La vitalité de notre économie dépend autant de l’engagement des gouvernements envers nos industries que de la solidarité entre elles. Un exemple probant : la relation entre l’industrie textile canadienne et les producteurs d’acier et d’aluminium, qui emploient des dizaines de milliers de travailleurs dans les fonderies, aciéries et laminoirs du pays. Chaque jour, ces travailleurs affrontent des conditions extrêmes, notamment la chaleur et le métal en fusion. Pour se protéger, ils comptent sur des combinaisons thermorésistantes, des gants et d’autres équipements conçus et fabriqués ici même au Canada.
Il nous faut reconnaître l’interdépendance entre nos secteurs industriels et multiplier les occasions de renforcer ces liens. En investissant dans notre propre écosystème manufacturier — et en privilégiant les intrants canadiens dans nos chaînes de production — nous bâtissons une économie plus forte, plus résiliente.
Achetez canadien
Dans un contexte géopolitique instable, le spectre de nouveaux tarifs américains sur les exportations canadiennes menace nos marchés, nos emplois et notre stabilité économique.
Même si les États-Unis demeurent un partenaire commercial essentiel, les répercussions d’une guerre commerciale sont aujourd’hui mieux comprises. Une partie de la solution est limpide : une stratégie nationale d’achats publics orientée vers le « Fabriqué au Canada ».
Acheter canadien n’est pas du protectionnisme. C’est une politique de bon sens fondée sur l’autosuffisance, la sécurité économique et la résilience nationale.
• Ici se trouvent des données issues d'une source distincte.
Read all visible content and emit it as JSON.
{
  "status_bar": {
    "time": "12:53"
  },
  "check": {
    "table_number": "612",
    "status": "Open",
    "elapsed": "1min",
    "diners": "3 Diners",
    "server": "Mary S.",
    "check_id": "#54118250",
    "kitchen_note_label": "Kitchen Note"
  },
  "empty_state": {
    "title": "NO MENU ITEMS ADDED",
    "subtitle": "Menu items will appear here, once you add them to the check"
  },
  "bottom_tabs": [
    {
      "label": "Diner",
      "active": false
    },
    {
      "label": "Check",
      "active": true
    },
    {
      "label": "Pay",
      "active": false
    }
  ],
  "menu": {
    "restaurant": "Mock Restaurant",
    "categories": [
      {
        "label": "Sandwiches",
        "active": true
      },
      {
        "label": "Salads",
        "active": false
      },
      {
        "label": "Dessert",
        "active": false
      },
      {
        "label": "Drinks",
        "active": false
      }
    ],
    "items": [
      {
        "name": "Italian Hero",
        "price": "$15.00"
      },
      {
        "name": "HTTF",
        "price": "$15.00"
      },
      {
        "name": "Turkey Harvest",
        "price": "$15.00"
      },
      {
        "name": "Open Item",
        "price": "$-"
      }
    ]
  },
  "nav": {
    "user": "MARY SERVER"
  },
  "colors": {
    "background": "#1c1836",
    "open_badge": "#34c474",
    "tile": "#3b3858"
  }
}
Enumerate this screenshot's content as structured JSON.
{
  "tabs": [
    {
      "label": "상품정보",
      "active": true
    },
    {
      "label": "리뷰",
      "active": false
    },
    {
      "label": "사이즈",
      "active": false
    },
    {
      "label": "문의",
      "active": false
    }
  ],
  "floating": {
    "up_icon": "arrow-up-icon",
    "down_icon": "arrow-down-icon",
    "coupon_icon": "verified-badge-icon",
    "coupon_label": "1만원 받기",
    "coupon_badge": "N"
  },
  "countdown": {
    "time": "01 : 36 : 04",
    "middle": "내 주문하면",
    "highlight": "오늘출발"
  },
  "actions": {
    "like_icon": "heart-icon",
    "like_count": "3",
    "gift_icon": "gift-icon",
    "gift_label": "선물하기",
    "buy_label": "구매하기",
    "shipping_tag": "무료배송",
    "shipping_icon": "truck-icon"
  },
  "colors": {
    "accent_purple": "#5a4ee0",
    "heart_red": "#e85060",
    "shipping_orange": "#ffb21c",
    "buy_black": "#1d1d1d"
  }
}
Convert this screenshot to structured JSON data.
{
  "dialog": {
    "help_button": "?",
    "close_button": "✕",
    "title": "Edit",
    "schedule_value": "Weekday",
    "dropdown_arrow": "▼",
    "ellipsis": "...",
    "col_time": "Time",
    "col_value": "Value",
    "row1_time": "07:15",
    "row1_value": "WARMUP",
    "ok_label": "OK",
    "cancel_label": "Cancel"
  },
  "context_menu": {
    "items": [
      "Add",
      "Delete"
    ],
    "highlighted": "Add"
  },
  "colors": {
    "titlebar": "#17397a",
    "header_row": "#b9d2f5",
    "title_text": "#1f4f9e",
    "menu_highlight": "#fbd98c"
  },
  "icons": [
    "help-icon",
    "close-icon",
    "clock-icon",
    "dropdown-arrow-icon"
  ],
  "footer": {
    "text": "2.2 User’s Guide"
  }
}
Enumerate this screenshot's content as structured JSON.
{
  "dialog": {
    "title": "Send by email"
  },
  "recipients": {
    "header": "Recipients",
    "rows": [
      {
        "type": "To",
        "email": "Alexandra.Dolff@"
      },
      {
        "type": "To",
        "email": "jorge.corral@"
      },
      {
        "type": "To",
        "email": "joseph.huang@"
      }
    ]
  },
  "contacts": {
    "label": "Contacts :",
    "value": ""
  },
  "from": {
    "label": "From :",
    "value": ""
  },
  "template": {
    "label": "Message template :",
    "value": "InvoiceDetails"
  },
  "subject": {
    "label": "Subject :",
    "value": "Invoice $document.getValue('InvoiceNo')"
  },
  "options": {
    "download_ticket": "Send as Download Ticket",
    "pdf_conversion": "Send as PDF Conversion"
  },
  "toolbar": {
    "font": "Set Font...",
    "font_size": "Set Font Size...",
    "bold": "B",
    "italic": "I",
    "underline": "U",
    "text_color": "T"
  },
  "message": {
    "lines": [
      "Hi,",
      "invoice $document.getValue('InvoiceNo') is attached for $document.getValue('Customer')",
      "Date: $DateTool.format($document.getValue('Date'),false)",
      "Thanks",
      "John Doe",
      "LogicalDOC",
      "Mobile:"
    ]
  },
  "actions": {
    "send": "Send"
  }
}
Investir dans notre économie stimule la capacité de production, favorise l’innovation, crée des emplois et renforce la compétitivité du Canada sur la scène mondiale.
Les décideurs de tous les paliers de gouvernement doivent se poser la question suivante : sommes-nous mieux servis lorsque les industries, hôpitaux et services d’urgence canadiens utilisent des textiles techniques, uniformes et EPI de haute qualité fabriqués ici ? Les entreprises membres de l’AITC y répondent déjà par l’exemple : oui, sans équivoque.
Alors que le Canada est confronté à l’une des menaces existentielles les plus graves de son histoire, il est impératif que nous soutenions les travailleurs d’ici, que nous valorisions l’innovation locale, et que nous adoptions une politique d’approvisionnement audacieuse qui place le Canada et les Canadiens au premier plan.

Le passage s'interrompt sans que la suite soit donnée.